The real signs of senility are betrayed by the eyes, not the flesh. Drooping flesh means that we are aging physically, nothing more. Bodies age and die in a process as inevitable and natural as the law of gravity, but drooping eyes signify an aging spirit, a more deadly senility. That is less natural. Spirits are meant to be forever young, forever childlike, forever virgin. They are not meant to droop or die. But they can die, through boredom and its child – cynicism. They can die through a lack of passion, through the illusion of familiarity, through a loss of childlikeness and virginity, and through a fatigue of the spirit we commonly call despair. Despair is a curious thing. We despair not because we grow weary of the shortcomings and sufferings of life and, at last, find life too much to take. No. We despair for the opposite reason, namely, we grow weary of joy. Joy lies in experiencing life as fresh, novel and primal, as a child does, with a certain purity of spirit. This type of joy is not pleasure, though there is pleasure in it. Pleasure can be had without joy but that kind of pleasure is then the product of a lack of chastity in experiencing. That kind of pleasure, initially always experienced as a victory, as a throwing off of naiveté, a liberation, soon turns into defeat, that is, into dullness, boredom, loss and lack of passion.

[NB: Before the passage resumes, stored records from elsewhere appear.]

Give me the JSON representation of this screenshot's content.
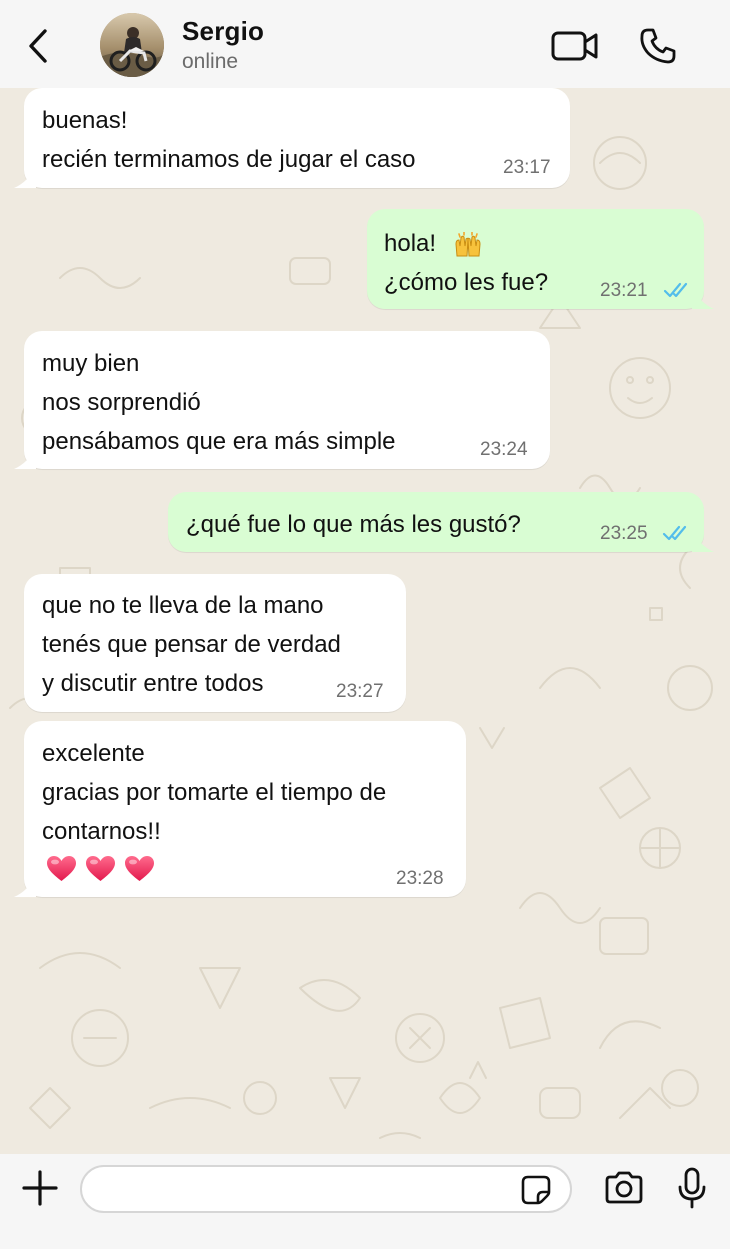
{
  "header": {
    "back_icon": "chevron-left-icon",
    "contact_name": "Sergio",
    "contact_status": "online",
    "video_icon": "video-camera-icon",
    "call_icon": "phone-icon"
  },
  "colors": {
    "header_bg": "#f6f6f6",
    "wallpaper_bg": "#efeae0",
    "incoming_bubble": "#ffffff",
    "outgoing_bubble": "#d9fdd3",
    "read_ticks": "#53bdeb",
    "timestamp": "#707070"
  },
  "messages": [
    {
      "direction": "incoming",
      "lines": [
        "buenas!",
        "recién terminamos de jugar el caso"
      ],
      "time": "23:17"
    },
    {
      "direction": "outgoing",
      "lines": [
        "hola!",
        "¿cómo les fue?"
      ],
      "emoji": "raising-hands-emoji",
      "time": "23:21",
      "status": "read"
    },
    {
      "direction": "incoming",
      "lines": [
        "muy bien",
        "nos sorprendió",
        "pensábamos que era más simple"
      ],
      "time": "23:24"
    },
    {
      "direction": "outgoing",
      "lines": [
        "¿qué fue lo que más les gustó?"
      ],
      "time": "23:25",
      "status": "read"
    },
    {
      "direction": "incoming",
      "lines": [
        "que no te lleva de la mano",
        "tenés que pensar de verdad",
        "y discutir entre todos"
      ],
      "time": "23:27"
    },
    {
      "direction": "incoming",
      "lines": [
        "excelente",
        "gracias por tomarte el tiempo de",
        "contarnos!!"
      ],
      "emojis": [
        "heart-emoji",
        "heart-emoji",
        "heart-emoji"
      ],
      "time": "23:28"
    }
  ],
  "input_bar": {
    "plus_icon": "plus-icon",
    "message_placeholder": "",
    "sticker_icon": "sticker-icon",
    "camera_icon": "camera-icon",
    "mic_icon": "microphone-icon"
  }
}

That kind of pleasure very soon becomes insipid, soybeans without salt, egg custard. Our palate loses its itch for tasting. With that, our enthusiasm dies and a fatigue of the spirit sets in. Our chief joy lies in an innocence and virginity in experiencing and when that joy is no longer sought, and we tire of pleasure, we grow listless, hardened, bitter, passionless. There is nothing left in us that is fresh and young. Our eyes begin to show this. They lose their sparkle, their childlikeness. In her poignant novel, Stone Angel, Margaret Laurence describes her heroine, a lifeless and despairing lady named Hagar, studying herself in a mirror: “I stood for a long time, looking, wondering how a person could change so much…So gradually it happens. The face – a brown and leathery face that wasn’t mine. Only the eyes were mine, staring as though to pierce the lying glass and get beneath to some true image, infinitely distant.” A good look in the mirror for most of us reveals the same, a lifeless face which is not really ours, and dull eyes, our own, but hidden deeply beneath a lying glass. Our eyes and face, leathery, ossified, blank, distant, devoid of innocence and virginity; somewhere (“so gradually it happens”) our fire went out! What’s to be done? My suggestion is that we take a good long look at ourselves in a mirror. Study the eyes; ,stare long and hard. Let what we see frighten us enough to move us towards the road of unlearning and revirginization.
Look in a mirror, look at your face until some of the self-preoccupation, the cynicism, the pseudo-sophistication, and the unchastity and adultness drop away. Stare into your eyes until the lying glass breaks and you see there again the little boy or girl who once inhabited that space. In that, wonder will be born, sparkle will return and, with it, a freshness and virginity that will make you feel young again.
Our eyes seldom grow tired, though they frequently get buried. It is the latter which causes the blank passionless stare. Bodies tire, but eyes are linked to spirits. They stretch and strain and sparkle in thirst before reality’s turbid deluge. Eyes are always eager to see. One of the great contrasts between Christianity and some other world religions has to do with the eyes. For example, the Buddhist saint is always depicted with his or her eyes shut, while the Christian saint always has them open. The Buddhist saint has a sleek and harmonious body, but his or her eyes are heavy and sealed with sleep. The medieval saint’s body is wasted to its crazy bone, but his or her eyes are frightfully alive, hungry, staring. The Buddhist is looking with a peculiar inwardness. The Christian’s eyes are staring with frantic intentness outwards.